Results: The size distribution of the microspheres was 5~15 μm, and the microspheres contained nanopores 300~400 nm in diameter. The in vitro release results showed that rhIFNα-2b and CCPM were mainly bound by ionic bonds. After self-assembling, the release mechanism was transformed into being membrane diffusion. The accumulative release amount for 24 hrs was 83.89%. Results from circular dichrogram and SDS-PAGE electrophoresis showed that there was no significant change in the secondary structure and purity of rhIFNα-2b. Results from inhibition rate experiments for A549 cell proliferation showed that the antitumor activity of CS-rhIFNα-2b-CCPM for 24 hrs retained 91.98% of the stock solution, which proved that the drug-loaded nanoporous microspheres maintained good drug activity. In vivo pharmacokinetic experimental results showed that the drugs in CS-rhIFNα-2b-CCPM can still be detected in vivo after 24 hrs, equivalent to the stock solution at 6 hrs, which indicated that CS-rhIFNα-2b-CCPM had a certain sustained-release effect in vivo. The results of in vivo tissue distribution showed that CS-rhIFNα-2b-CCPM was mainly concentrated in the lungs of mice (1.85 times the stock solution). The pharmacodynamics results showed that CS-rhIFNα-2b-CCPM had an obvious antitumor effect, and the tumor inhibition efficiency was 29.2%.

Conclusion: The results suggested a novel sustained-release formulation with higher drug availability and better lung targeting from CS-rhIFNα-2b-CCPM compared to the reference (the stock solution of rhIFNα-2b), and, thus, should be further studied.

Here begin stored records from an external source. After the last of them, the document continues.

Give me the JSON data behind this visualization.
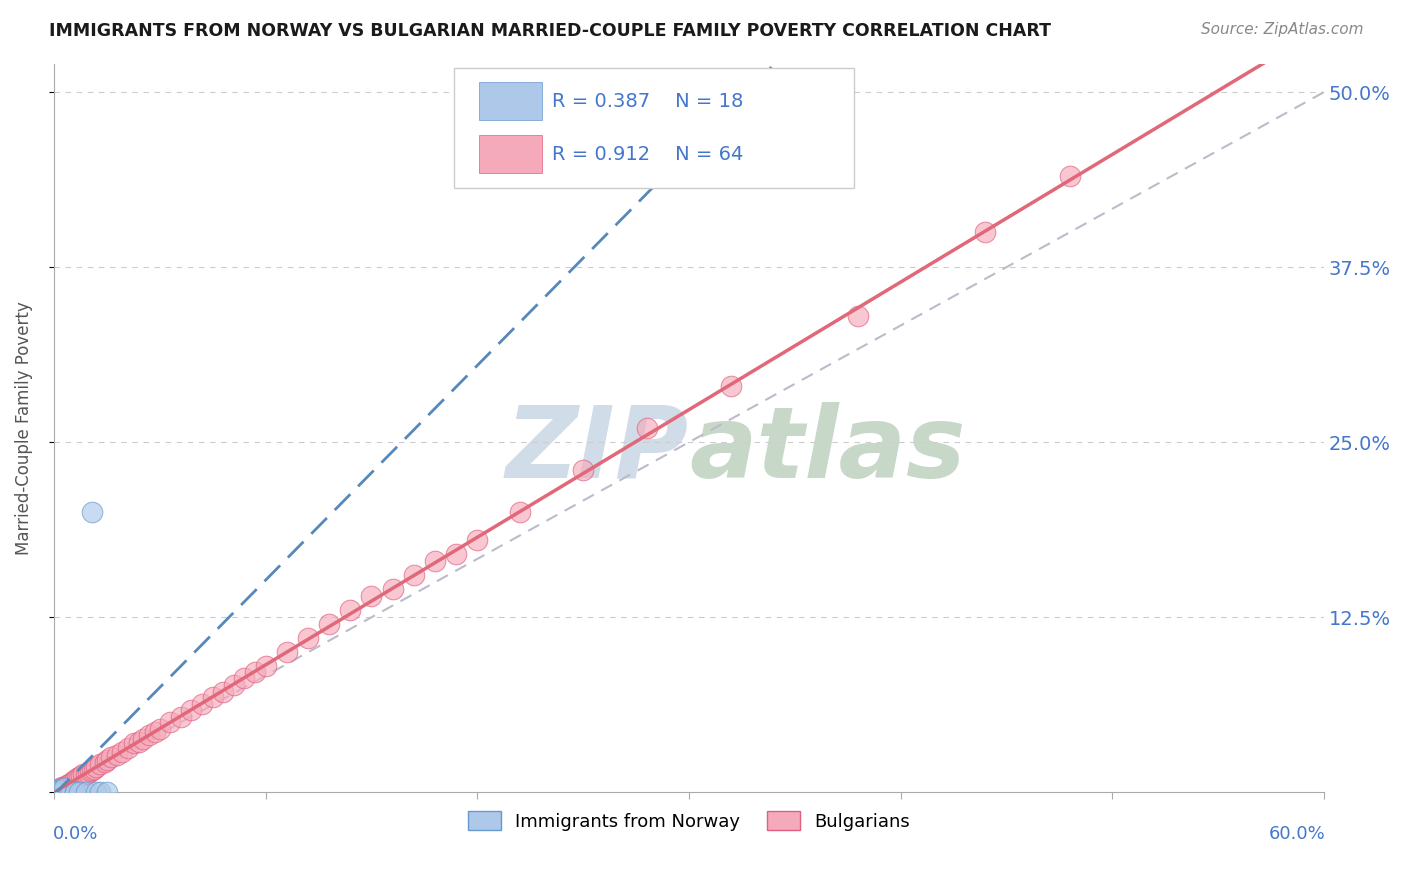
{
  "title": "IMMIGRANTS FROM NORWAY VS BULGARIAN MARRIED-COUPLE FAMILY POVERTY CORRELATION CHART",
  "source_text": "Source: ZipAtlas.com",
  "ylabel": "Married-Couple Family Poverty",
  "xlim": [
    0.0,
    0.6
  ],
  "ylim": [
    0.0,
    0.52
  ],
  "ytick_vals": [
    0.0,
    0.125,
    0.25,
    0.375,
    0.5
  ],
  "ytick_labels": [
    "",
    "12.5%",
    "25.0%",
    "37.5%",
    "50.0%"
  ],
  "xtick_vals": [
    0.0,
    0.1,
    0.2,
    0.3,
    0.4,
    0.5,
    0.6
  ],
  "norway_R": 0.387,
  "norway_N": 18,
  "bulgaria_R": 0.912,
  "bulgaria_N": 64,
  "norway_fill_color": "#adc8e8",
  "norway_edge_color": "#6699cc",
  "bulgaria_fill_color": "#f5aabb",
  "bulgaria_edge_color": "#e06080",
  "norway_line_color": "#5588bb",
  "bulgaria_line_color": "#e06878",
  "ref_line_color": "#bbbbcc",
  "watermark_color": "#d0dce8",
  "norway_x": [
    0.0,
    0.0,
    0.0,
    0.0,
    0.0,
    0.002,
    0.003,
    0.005,
    0.007,
    0.008,
    0.01,
    0.01,
    0.012,
    0.015,
    0.018,
    0.02,
    0.022,
    0.025
  ],
  "norway_y": [
    0.0,
    0.0,
    0.0,
    0.0,
    0.002,
    0.0,
    0.002,
    0.003,
    0.0,
    0.002,
    0.0,
    0.0,
    0.0,
    0.0,
    0.2,
    0.0,
    0.0,
    0.0
  ],
  "bulgaria_x": [
    0.0,
    0.0,
    0.0,
    0.0,
    0.0,
    0.002,
    0.003,
    0.004,
    0.005,
    0.006,
    0.007,
    0.008,
    0.009,
    0.01,
    0.011,
    0.012,
    0.013,
    0.014,
    0.015,
    0.016,
    0.017,
    0.018,
    0.019,
    0.02,
    0.022,
    0.024,
    0.025,
    0.027,
    0.03,
    0.032,
    0.035,
    0.038,
    0.04,
    0.042,
    0.045,
    0.048,
    0.05,
    0.055,
    0.06,
    0.065,
    0.07,
    0.075,
    0.08,
    0.085,
    0.09,
    0.095,
    0.1,
    0.11,
    0.12,
    0.13,
    0.14,
    0.15,
    0.16,
    0.17,
    0.18,
    0.19,
    0.2,
    0.22,
    0.25,
    0.28,
    0.32,
    0.38,
    0.44,
    0.48
  ],
  "bulgaria_y": [
    0.0,
    0.0,
    0.0,
    0.0,
    0.0,
    0.002,
    0.003,
    0.004,
    0.004,
    0.005,
    0.006,
    0.007,
    0.008,
    0.009,
    0.01,
    0.011,
    0.012,
    0.013,
    0.013,
    0.014,
    0.015,
    0.016,
    0.017,
    0.018,
    0.02,
    0.022,
    0.023,
    0.025,
    0.027,
    0.029,
    0.032,
    0.035,
    0.036,
    0.038,
    0.041,
    0.043,
    0.045,
    0.05,
    0.054,
    0.059,
    0.063,
    0.068,
    0.072,
    0.077,
    0.082,
    0.086,
    0.09,
    0.1,
    0.11,
    0.12,
    0.13,
    0.14,
    0.145,
    0.155,
    0.165,
    0.17,
    0.18,
    0.2,
    0.23,
    0.26,
    0.29,
    0.34,
    0.4,
    0.44
  ]
}
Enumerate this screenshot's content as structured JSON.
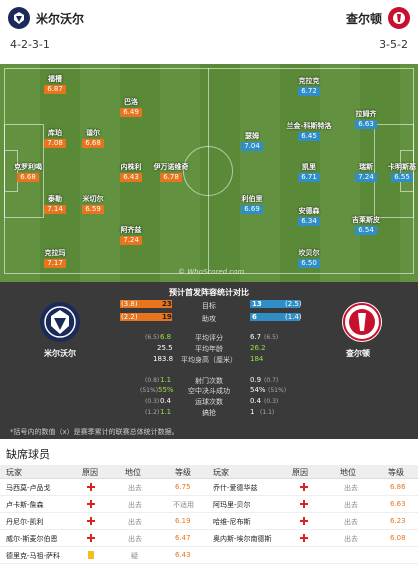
{
  "home": {
    "name": "米尔沃尔",
    "formation": "4-2-3-1"
  },
  "away": {
    "name": "查尔顿",
    "formation": "3-5-2"
  },
  "home_players": [
    {
      "name": "福槽",
      "rating": "6.87"
    },
    {
      "name": "巴洛",
      "rating": "6.49"
    },
    {
      "name": "库珀",
      "rating": "7.08"
    },
    {
      "name": "谐尔",
      "rating": "6.68"
    },
    {
      "name": "克罗利喝",
      "rating": "6.68"
    },
    {
      "name": "内株利",
      "rating": "6.43"
    },
    {
      "name": "伊万诺维奇",
      "rating": "6.78"
    },
    {
      "name": "泰勒",
      "rating": "7.14"
    },
    {
      "name": "米切尔",
      "rating": "6.59"
    },
    {
      "name": "阿齐兹",
      "rating": "7.24"
    },
    {
      "name": "克拉玛",
      "rating": "7.17"
    }
  ],
  "away_players": [
    {
      "name": "克拉克",
      "rating": "6.72"
    },
    {
      "name": "拉姆齐",
      "rating": "6.63"
    },
    {
      "name": "兰金-科斯特洛",
      "rating": "6.45"
    },
    {
      "name": "瑟姆",
      "rating": "7.04"
    },
    {
      "name": "凯里",
      "rating": "6.71"
    },
    {
      "name": "瑞斯",
      "rating": "7.24"
    },
    {
      "name": "卡明斯基",
      "rating": "6.55"
    },
    {
      "name": "利伯里",
      "rating": "6.69"
    },
    {
      "name": "安德森",
      "rating": "6.34"
    },
    {
      "name": "吉莱斯皮",
      "rating": "6.54"
    },
    {
      "name": "坎贝尔",
      "rating": "6.50"
    }
  ],
  "watermark": "© WhoScored.com",
  "stats": {
    "title": "预计首发阵容统计对比",
    "home_label": "米尔沃尔",
    "away_label": "查尔顿",
    "bars": [
      {
        "label": "目标",
        "home": "23",
        "home_prev": "3.8",
        "away": "13",
        "away_prev": "2.5"
      },
      {
        "label": "助攻",
        "home": "19",
        "home_prev": "2.2",
        "away": "6",
        "away_prev": "1.4"
      }
    ],
    "rows": [
      {
        "label": "平均评分",
        "home": "6.8",
        "home_prev": "6.5",
        "away": "6.7",
        "away_prev": "6.5"
      },
      {
        "label": "平均年龄",
        "home": "25.5",
        "away": "26.2"
      },
      {
        "label": "平均身高（厘米）",
        "home": "183.8",
        "away": "184"
      },
      {
        "label": "射门次数",
        "home": "1.1",
        "home_prev": "0.8",
        "away": "0.9",
        "away_prev": "0.7"
      },
      {
        "label": "空中决斗成功",
        "home": "55%",
        "home_prev": "51%",
        "away": "54%",
        "away_prev": "51%"
      },
      {
        "label": "运球次数",
        "home": "0.4",
        "home_prev": "0.3",
        "away": "0.4",
        "away_prev": "0.3"
      },
      {
        "label": "搞抢",
        "home": "1.1",
        "home_prev": "1.2",
        "away": "1",
        "away_prev": "1.1"
      }
    ],
    "note": "*括号内的数值（x）是赛季累计的联赛总体统计数据。"
  },
  "missing": {
    "title": "缺席球员",
    "headers": [
      "玩家",
      "原因",
      "地位",
      "等级",
      "玩家",
      "原因",
      "地位",
      "等级"
    ],
    "rows": [
      {
        "h_name": "马西莫-卢品戈",
        "h_status": "出去",
        "h_rating": "6.75",
        "a_name": "乔什-爱德华兹",
        "a_status": "出去",
        "a_rating": "6.86"
      },
      {
        "h_name": "卢卡斯-詹森",
        "h_status": "出去",
        "h_rating": "不适用",
        "a_name": "阿玛里-贝尔",
        "a_status": "出去",
        "a_rating": "6.63"
      },
      {
        "h_name": "丹尼尔-凯利",
        "h_status": "出去",
        "h_rating": "6.19",
        "a_name": "哈维-尼布斯",
        "a_status": "出去",
        "a_rating": "6.23"
      },
      {
        "h_name": "威尔-斯麦尔伯恩",
        "h_status": "出去",
        "h_rating": "6.47",
        "a_name": "奥内斯-埃尔南德斯",
        "a_status": "出去",
        "a_rating": "6.08"
      },
      {
        "h_name": "德里克-马祖-萨科",
        "h_status": "疑",
        "h_rating": "6.43"
      }
    ]
  }
}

Keywords: ion exchange technique; ion-responsive; lung targeting; nanoporous; recombinant human interferon α-2b; sustained release.

Figure 1

The mechanism of CCPM loading and releasing drugs by ion exchange. Abbreviation: CCPM, carboxymethyl chitosan nanoporous microspheres.

Figure 2

The diagram of the dynamic loading drug process. Abbreviation: CCPM, carboxymethyl chitosan nanoporous microspheres.

Figure 3

Schematic diagram of the electrostatic self-assembly technique. Abbreviations: rhIFNα-2b-CCPM, rhIFNα-2b carboxymethyl chitosan nanoporous microspheres; CS-rhIFNα-2b-CCPM, chitosan rhIFNα-2b carboxymethyl chitosan nanoporous microspheres.

Figure 4

The effect of time on permeability and drug utilization rate of the drug-loading process (n=3).

Figure 5

Characterization studies. (A) SEM images (ⅰ: CCPM; ⅱ: surface of CCPM; ⅲ: rhIFNα-2b-CCPM; ⅳ: CS-rhIFNα-2b-CCPM); (B) Particle size distribution of CS-rhIFNα-2b-CCPM; (C) Accumulative release from the optimal formulation; (D) Electrophoretogram of different rhIFNα-2b samples dyed by Coomassie brilliant blue (a: rhIFNα-2b solution; b: rhIFNα-2b extracted from nanoporous microspheres; c: rhIFNα-2b release solution for 12 hrs; d: rhIFNα-2b extracted from nanoporous microspheres after in vitro release for 24 hrs; e: rhIFNα-2b in effluent and washing liquid); (E) Circular dichroism spectra of rhIFNα-2b; (F) Inhibition rate of cell proliferation (n=3); and (G) Micrograph of the inhibition effect of the nanoporous microsphere releasing solution with different concentrations on A549 cells. Abbreviations: CCPM, nanoporous microspheres; rhIFNα-2b-CCPM, rhIFNα-2b carboxymethyl chitosan nanoporous microspheres; CS-rhIFNα-2b-CCPM, chitosan rhIFNα-2b carboxymethyl chitosan nanoporous microspheres; IR, inhibition rate.

Figure 6

Drug concentration–time data following i.v. administration of the rhIFNα-2b solution and nanoporous microspheres in mice (n=3). Abbreviation: CS-rhIFNα-2b-CMCS-MS, chitosan rhIFNα-2b carboxymethyl chitosan nanoporous microspheres.

Figure 7

Tissue distribution diagram after tail vein injection (ng·g⁻¹) (n=3). (A) histogram of drug concentration in each tissue after 0.5, 1, 4, and 6 hrs after rhIFNα-2b stock solution injection into the tail vein of mice. (B) Histogram of drug concentration in various tissues after the injection of rhIFNα-2b nanoporous microspheres into the tail vein of mice after 1, 4, 6, and 24 hrs.

Figure 8

The evaluation of the antitumor effect (n=5). (A) The appearance of the tumors. (B) Histopathology slice of tumor (i: the control group; ii: the stock solution group; and iii: the microsphere group). Abbreviation: CS-rhIFNα-2b-CCPM, chitosan rhIFNα-2b carboxymethyl chitosan nanoporous microspheres.